She is awake.
She knows that. Because her eyelids are open and her head is aching, even if it is completely dark. Or is she sleeping? Confused thoughts.
Am I dead?
Is this my grave?
I don’t want to be here. I want to go home, to my loved ones. But I’m not scared. Why aren’t I scared?
That sound must be an engine. A well-maintained engine that does its job with joy in spite of the cold. Her wrists and feet ache. It’s impossible to move them, but she can kick, tense her body in a bow and kick against the four walls of the space.
Shall I scream?
Of course. But someone, him, her, them, has taped her mouth shut, a rag between her teeth. What does it taste of? Biscuits? Apples? Oil? Dry, drier, driest.
I can fight.
Like I’ve always done.
I’m not dead. I’m in the boot of a car and I’m freezing and kicking, protesting.
Thump, thump, thump.
Can anyone hear me? Do I exist?
64
Ramshall.
The very brightest side of Linkoping.
Perhaps the very finest part of the city, to which the door is closed to most people, where the most remarkable people live.
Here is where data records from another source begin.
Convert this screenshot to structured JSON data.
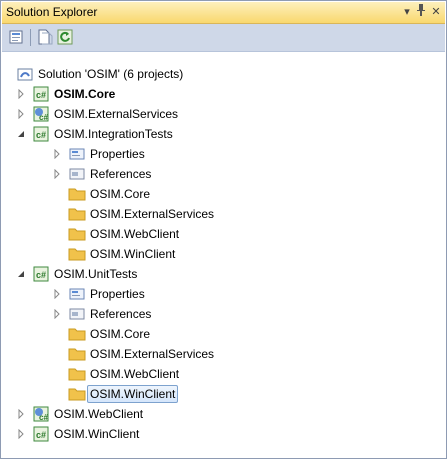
{
  "window": {
    "title": "Solution Explorer",
    "buttons": {
      "dropdown": "▾",
      "pin": "ᵩ",
      "close": "✕"
    }
  },
  "toolbar": {
    "items": [
      "properties-icon",
      "show-all-files-icon",
      "refresh-icon"
    ]
  },
  "tree": {
    "solution": "Solution 'OSIM' (6 projects)",
    "nodes": [
      {
        "label": "OSIM.Core",
        "type": "project-cs",
        "bold": true,
        "expanded": false
      },
      {
        "label": "OSIM.ExternalServices",
        "type": "project-cs",
        "expanded": false
      },
      {
        "label": "OSIM.IntegrationTests",
        "type": "project-cs",
        "expanded": true,
        "children": [
          {
            "label": "Properties",
            "type": "properties"
          },
          {
            "label": "References",
            "type": "references"
          },
          {
            "label": "OSIM.Core",
            "type": "folder"
          },
          {
            "label": "OSIM.ExternalServices",
            "type": "folder"
          },
          {
            "label": "OSIM.WebClient",
            "type": "folder"
          },
          {
            "label": "OSIM.WinClient",
            "type": "folder"
          }
        ]
      },
      {
        "label": "OSIM.UnitTests",
        "type": "project-cs",
        "expanded": true,
        "children": [
          {
            "label": "Properties",
            "type": "properties"
          },
          {
            "label": "References",
            "type": "references"
          },
          {
            "label": "OSIM.Core",
            "type": "folder"
          },
          {
            "label": "OSIM.ExternalServices",
            "type": "folder"
          },
          {
            "label": "OSIM.WebClient",
            "type": "folder"
          },
          {
            "label": "OSIM.WinClient",
            "type": "folder",
            "selected": true
          }
        ]
      },
      {
        "label": "OSIM.WebClient",
        "type": "project-web",
        "expanded": false
      },
      {
        "label": "OSIM.WinClient",
        "type": "project-cs",
        "expanded": false
      }
    ]
  },
  "colors": {
    "titlebar": "#f9d86e",
    "toolbar": "#cfd8e8",
    "selection": "#d5e6fb",
    "folder": "#f1c24b"
  }
}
Maybe it’s the case, Malin thinks, that everyone, consciously or unconsciously, assumes the guise of importance if the opportunity arises, whether large- or small-scale.
Look, we live here!
We can afford it, we’re the kings of the 013 area-code.
Markus’s parents’ house is in Ramshall, among houses owned by Saab directors, successful entrepreneurs, well-heeled doctors and successful small businessmen.
The villas are almost in the middle of the city, clambering up a slope with a view of the Folkungavallen Stadium and Tinnis, a large communal outdoor swimming pool whose site every property developer in the country covets greedily. At the end of the slope the settlement disappears into the forest or rolls away in narrow streets down towards Tinnerbacken pond where the dirty-yellow boxlike hospital buildings take over. Best of all is living on the slope, with a view, closest to the city, and that’s where Markus’s parents live.
Malin and Tove are walking side by side in the glow of the streetlamps, and their bodies cast long shadows along the well-gritted pavements. The residents would probably like to put up a fence around the whole area, or an electric fence with barbed wire and a security guard on the gate. Ideas of gated communities aren’t entirely alien to certain right-wing politicians on the city council. So a fence around Ramshall isn’t perhaps as unthinkable as it might seem.
Stop. Thus far but no further. Us and them. Us against them. Us.
It doesn’t take more than fifteen minutes to walk from the flat to Ramshall, so Malin decided to brave the cold, in spite of Tove’s protests: ‘Look, I’m coming with you. So you can walk with me.’
‘I thought you said it was going to be fun?’
‘It will be fun, Tove.’
On the way they walk past Karin Johannison’s villa. A yellow-painted house from the thirties with a wooden facade and a veranda.
‘It’s cold, Mum,’ Tove says.
‘It’s healthy,’ Malin says, and with every step she feels her restlessness subsiding, how she is preparing herself to get through the dinner.
‘You’re nervous, Mum,’ Tove suddenly says.